Sur LCI, David Pujadas reçoit un expert des plus objectifs. « Il y a un autre aspect, Jean-Marc Ayrault, c’est l’occupation de la ZAD. Vous, Premier ministre, vous avez tenté de les déloger, c’était en 2012, et puis vous avez reculé. Alors comment exiger d'un gouvernement qu'il mène une action d'évacuation alors que vous-même avez choisi de reculer ? » « J'ai demandé à ce qu'on suspende cette intervention parce que tous les moyens nécessaires n'avaient pas été mis. » Les chars Leclerc, les Rafale et les hélicoptères de combat n’avaient pas été engagés.
Chaque chaîne ressort les apocalyptiques images de « l’opération César, la première tentative d'évacuation » et ses « scènes de guérilla » soldées par « de nombreux blessés et un échec »…
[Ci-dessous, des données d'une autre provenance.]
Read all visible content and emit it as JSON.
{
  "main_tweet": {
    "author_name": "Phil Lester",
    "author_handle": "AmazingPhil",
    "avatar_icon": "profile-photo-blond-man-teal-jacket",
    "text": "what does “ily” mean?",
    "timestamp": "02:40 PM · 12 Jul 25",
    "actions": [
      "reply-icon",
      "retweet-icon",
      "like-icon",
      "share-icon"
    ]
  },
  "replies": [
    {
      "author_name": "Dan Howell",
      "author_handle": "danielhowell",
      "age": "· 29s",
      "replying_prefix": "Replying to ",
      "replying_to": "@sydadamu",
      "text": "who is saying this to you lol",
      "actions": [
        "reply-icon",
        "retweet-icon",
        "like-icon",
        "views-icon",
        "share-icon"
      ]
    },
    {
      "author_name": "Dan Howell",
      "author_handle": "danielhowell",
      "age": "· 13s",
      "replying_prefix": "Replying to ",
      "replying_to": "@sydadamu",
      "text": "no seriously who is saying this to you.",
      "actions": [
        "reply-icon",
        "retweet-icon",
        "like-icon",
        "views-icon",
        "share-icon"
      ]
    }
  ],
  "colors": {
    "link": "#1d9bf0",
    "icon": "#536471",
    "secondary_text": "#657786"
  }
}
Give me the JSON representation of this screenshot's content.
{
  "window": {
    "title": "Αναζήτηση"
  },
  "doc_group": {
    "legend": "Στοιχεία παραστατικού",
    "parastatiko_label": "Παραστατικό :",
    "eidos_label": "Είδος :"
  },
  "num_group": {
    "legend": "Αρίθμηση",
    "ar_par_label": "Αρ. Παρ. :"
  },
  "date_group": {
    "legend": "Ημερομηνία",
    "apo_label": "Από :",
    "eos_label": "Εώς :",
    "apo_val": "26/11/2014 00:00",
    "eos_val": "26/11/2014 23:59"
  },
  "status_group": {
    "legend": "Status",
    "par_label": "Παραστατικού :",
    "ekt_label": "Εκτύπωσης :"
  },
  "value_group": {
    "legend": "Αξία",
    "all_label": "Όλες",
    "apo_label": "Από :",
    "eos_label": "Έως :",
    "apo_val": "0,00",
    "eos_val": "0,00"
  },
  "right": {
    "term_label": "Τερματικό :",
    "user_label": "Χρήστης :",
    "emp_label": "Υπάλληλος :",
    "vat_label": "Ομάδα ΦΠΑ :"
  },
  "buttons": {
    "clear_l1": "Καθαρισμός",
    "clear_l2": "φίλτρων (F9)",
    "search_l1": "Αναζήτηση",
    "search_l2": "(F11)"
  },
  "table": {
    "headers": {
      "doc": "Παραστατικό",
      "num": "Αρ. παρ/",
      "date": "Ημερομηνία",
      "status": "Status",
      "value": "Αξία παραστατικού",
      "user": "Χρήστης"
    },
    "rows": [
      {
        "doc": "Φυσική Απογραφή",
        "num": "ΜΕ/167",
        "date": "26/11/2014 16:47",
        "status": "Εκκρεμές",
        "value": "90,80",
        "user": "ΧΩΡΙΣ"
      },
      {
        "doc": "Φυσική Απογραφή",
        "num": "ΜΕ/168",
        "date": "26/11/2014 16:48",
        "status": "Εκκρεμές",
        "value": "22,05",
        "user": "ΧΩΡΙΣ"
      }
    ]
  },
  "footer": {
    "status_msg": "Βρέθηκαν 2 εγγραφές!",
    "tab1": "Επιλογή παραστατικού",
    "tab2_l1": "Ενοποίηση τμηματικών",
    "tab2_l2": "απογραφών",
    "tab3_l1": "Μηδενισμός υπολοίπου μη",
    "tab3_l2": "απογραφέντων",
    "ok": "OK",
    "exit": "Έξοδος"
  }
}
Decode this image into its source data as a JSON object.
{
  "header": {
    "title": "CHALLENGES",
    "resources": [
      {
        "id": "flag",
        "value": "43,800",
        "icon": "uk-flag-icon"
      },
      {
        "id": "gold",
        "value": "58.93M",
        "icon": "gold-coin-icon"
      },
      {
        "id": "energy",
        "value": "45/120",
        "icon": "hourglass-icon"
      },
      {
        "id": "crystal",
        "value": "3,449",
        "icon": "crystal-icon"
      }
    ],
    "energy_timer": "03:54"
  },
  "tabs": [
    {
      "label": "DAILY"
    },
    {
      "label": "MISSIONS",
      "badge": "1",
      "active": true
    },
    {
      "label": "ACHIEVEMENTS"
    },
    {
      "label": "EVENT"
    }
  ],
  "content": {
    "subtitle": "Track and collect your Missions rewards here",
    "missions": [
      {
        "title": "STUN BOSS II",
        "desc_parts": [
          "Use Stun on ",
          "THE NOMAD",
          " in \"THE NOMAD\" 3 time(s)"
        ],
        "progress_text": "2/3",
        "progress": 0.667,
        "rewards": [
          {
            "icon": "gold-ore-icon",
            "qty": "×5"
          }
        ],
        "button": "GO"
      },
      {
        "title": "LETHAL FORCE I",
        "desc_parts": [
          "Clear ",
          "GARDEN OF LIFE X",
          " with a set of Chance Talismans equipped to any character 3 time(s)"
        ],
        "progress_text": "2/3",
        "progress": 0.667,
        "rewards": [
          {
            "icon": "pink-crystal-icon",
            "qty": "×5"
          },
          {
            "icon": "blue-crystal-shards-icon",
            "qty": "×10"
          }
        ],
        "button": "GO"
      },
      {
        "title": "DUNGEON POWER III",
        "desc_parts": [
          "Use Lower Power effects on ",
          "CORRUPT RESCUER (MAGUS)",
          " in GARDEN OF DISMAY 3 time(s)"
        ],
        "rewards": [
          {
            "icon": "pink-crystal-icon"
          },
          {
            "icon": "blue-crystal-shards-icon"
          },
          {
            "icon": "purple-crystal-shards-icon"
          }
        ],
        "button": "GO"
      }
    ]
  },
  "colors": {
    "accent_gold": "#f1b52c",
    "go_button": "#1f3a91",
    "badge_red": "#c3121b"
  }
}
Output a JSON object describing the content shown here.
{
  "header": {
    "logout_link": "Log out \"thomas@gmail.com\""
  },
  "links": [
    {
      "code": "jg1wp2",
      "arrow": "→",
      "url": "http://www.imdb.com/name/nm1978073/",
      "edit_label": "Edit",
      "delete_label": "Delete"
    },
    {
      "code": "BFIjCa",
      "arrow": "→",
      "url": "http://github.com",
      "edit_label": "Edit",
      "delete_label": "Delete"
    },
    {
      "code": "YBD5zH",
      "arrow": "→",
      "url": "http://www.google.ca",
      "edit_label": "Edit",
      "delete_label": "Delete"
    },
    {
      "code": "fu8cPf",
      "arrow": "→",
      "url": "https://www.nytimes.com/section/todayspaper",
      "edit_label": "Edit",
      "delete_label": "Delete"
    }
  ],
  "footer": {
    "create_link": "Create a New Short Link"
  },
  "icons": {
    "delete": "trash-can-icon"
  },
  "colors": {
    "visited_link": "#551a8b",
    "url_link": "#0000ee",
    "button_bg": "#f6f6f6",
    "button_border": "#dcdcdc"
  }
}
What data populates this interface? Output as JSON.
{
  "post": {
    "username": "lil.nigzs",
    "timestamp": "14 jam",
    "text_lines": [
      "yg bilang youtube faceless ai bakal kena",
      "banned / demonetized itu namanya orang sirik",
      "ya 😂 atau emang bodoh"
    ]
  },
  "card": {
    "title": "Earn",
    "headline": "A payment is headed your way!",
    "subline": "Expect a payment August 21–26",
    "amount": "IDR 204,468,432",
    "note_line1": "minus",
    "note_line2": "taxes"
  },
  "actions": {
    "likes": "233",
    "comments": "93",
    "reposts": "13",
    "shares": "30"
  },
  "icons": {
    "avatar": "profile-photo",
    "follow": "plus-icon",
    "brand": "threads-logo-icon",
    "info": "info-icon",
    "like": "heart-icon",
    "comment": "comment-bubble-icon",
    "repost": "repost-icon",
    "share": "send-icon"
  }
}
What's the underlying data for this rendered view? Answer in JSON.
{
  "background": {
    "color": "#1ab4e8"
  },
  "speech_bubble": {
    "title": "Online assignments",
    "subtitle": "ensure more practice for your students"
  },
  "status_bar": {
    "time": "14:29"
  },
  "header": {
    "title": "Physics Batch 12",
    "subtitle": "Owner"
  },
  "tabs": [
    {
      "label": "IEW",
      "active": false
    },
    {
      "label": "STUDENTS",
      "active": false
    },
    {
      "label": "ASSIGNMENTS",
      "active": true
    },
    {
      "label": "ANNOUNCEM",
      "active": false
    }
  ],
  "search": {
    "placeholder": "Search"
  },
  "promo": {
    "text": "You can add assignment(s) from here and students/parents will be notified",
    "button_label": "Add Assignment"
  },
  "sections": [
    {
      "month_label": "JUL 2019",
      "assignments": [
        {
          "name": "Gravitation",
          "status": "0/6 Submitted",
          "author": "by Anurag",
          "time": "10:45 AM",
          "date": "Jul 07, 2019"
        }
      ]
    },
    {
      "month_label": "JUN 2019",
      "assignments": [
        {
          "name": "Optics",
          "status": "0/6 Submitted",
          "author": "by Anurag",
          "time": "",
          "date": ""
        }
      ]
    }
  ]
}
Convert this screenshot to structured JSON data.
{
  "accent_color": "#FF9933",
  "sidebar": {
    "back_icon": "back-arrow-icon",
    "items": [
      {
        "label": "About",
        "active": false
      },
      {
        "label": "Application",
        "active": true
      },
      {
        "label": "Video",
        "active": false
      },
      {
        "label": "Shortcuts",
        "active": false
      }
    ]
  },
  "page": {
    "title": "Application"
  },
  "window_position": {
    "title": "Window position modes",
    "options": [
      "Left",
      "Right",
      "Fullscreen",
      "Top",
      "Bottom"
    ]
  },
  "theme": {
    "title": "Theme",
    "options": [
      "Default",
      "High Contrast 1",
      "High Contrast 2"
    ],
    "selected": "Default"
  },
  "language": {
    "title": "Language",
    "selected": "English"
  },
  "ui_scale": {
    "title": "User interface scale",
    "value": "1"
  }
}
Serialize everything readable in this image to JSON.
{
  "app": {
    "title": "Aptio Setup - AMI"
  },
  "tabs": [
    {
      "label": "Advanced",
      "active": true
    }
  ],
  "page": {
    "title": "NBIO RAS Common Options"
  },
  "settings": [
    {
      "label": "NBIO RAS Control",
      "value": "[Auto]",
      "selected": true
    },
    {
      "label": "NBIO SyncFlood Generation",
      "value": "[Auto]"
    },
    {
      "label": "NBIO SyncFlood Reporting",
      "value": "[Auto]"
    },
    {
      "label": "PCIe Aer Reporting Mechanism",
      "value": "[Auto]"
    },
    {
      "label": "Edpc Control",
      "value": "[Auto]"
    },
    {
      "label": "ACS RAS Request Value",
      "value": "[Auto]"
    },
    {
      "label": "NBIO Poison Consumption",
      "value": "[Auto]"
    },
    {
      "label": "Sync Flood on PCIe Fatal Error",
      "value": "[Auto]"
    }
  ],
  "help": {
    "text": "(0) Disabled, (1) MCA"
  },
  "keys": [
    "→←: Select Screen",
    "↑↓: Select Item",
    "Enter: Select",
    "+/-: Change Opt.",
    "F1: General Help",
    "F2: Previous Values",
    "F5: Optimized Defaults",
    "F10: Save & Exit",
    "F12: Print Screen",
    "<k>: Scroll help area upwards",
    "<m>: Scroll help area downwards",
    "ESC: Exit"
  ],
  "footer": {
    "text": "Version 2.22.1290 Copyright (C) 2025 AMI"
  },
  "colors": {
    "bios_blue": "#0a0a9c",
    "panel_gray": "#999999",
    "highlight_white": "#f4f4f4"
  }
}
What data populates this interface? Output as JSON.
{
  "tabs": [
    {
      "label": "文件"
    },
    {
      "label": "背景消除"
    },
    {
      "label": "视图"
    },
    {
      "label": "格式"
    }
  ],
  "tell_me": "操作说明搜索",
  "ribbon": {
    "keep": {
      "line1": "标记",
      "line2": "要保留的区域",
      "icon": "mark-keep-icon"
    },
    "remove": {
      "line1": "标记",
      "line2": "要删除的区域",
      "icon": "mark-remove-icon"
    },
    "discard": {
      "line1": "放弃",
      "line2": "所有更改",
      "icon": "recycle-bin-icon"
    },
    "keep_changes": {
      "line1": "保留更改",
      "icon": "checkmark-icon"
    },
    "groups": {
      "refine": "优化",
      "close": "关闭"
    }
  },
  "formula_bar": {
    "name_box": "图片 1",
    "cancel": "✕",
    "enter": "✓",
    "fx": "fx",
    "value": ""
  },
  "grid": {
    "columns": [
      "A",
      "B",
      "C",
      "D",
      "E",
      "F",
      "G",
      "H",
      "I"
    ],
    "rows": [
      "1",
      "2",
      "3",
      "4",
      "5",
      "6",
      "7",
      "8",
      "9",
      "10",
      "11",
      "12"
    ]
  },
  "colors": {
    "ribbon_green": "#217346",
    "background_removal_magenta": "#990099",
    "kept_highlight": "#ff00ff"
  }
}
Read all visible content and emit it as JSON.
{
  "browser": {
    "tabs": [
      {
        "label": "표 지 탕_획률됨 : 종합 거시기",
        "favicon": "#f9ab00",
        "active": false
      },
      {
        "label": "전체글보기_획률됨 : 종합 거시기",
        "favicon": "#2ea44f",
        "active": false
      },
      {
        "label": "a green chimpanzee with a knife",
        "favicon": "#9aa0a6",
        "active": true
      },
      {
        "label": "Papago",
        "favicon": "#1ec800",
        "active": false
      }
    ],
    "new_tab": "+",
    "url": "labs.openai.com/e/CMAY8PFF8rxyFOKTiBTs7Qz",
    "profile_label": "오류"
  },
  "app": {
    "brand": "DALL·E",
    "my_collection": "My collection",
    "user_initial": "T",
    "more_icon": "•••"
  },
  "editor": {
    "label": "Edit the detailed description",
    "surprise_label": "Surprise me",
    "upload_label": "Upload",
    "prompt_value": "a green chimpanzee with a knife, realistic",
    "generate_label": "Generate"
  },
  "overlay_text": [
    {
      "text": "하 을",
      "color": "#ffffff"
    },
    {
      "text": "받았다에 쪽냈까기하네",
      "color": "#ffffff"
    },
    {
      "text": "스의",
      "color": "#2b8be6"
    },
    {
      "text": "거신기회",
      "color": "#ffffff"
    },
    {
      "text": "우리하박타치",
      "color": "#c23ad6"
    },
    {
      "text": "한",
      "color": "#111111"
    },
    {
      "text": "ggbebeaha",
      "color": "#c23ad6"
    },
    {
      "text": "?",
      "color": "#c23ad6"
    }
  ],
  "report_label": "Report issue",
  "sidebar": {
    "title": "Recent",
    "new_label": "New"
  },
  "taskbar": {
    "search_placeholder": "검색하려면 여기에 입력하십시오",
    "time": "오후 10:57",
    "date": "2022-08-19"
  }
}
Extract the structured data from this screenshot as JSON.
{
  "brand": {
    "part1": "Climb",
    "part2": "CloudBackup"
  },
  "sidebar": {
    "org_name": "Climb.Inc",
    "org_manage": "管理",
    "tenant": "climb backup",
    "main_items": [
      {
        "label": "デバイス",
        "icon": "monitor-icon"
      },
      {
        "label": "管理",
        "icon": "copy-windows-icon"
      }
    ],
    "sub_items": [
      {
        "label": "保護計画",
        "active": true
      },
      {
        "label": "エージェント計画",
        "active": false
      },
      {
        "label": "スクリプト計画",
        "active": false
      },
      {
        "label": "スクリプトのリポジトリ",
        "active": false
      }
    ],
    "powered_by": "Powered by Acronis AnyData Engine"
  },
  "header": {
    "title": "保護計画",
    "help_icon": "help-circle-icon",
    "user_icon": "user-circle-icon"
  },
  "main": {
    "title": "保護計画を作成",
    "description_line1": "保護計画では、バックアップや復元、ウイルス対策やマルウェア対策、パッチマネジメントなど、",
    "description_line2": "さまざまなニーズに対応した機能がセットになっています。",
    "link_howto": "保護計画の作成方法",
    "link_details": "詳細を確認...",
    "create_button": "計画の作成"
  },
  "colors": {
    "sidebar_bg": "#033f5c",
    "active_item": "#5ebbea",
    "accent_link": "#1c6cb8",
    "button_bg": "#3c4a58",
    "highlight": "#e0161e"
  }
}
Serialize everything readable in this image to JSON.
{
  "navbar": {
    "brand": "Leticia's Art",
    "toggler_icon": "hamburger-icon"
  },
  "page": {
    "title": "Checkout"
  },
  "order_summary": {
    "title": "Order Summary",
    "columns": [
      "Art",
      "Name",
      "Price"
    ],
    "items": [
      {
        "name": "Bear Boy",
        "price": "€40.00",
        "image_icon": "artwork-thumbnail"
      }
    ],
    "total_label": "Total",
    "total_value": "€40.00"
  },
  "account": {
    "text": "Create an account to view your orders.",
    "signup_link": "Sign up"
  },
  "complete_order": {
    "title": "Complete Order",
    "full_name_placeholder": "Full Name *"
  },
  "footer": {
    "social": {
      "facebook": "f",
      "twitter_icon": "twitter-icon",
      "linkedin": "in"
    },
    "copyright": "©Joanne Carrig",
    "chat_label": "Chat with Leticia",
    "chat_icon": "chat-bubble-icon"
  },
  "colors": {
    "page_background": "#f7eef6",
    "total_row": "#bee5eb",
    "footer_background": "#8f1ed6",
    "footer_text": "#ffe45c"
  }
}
Chacune fait référence aux « affrontements du barrage de Sivens. Les forces de l'ordre s'étaient heurtées à des manifestants, rappelle France 2. L’un d'entre eux avait trouvé la mort ». Il avait surtout trouvé une grenade offensive lancée par un gendarme mobile… Mais cette précision n’est jamais mentionnée sur aucune chaîne. Sur France 2, Rémi Fraisse s’est « heurté » un peu trop durement aux forces de l’ordre, sur France 5 il semble avoir été victime d’un « syndrome » ou d’un « traumatisme » : « Le syndrome Rémi Fraisse est omniprésent », « le traumatisme de l’évacuation de la ZAD de Sivens qui avait coûté la vie à Rémi Fraisse reste dans toutes les têtes ».
Des reportages montrent une « détermination sans faille chez tous les habitants de la ZAD » (France 2). « Les occupants ont tout prévu, y compris les renforts. En cas d'intervention, il y a des dizaines de milliers de personnes qui viendraient défendre la ZAD », rapporte BFMTV, montrant de dos un zadiste hérissé d’un sarcloir, d’une binette et d’une fourche. Le reportage de C dans l’air à Notre-Dame-des-Landes se termine par de terribles images de vitrines brisées à Nantes, « un saccage que les habitants n'ont toujours pas digéré ». « Quelle que soit la décision, confirme une habitante, moi je veux que la ZAD soit expulsée. »
Le reportage de BFMTV s’achève lui dans l’atelier d’un Camille. Ce zadiste a produit cinq tonnes de « farine de lutte », une redoutable munition qui, mélangée à des œufs hérissés de clous géants et projetée sur les forces de l’ordre au moyen de catapultes, pourrait causer des dizaines de morts.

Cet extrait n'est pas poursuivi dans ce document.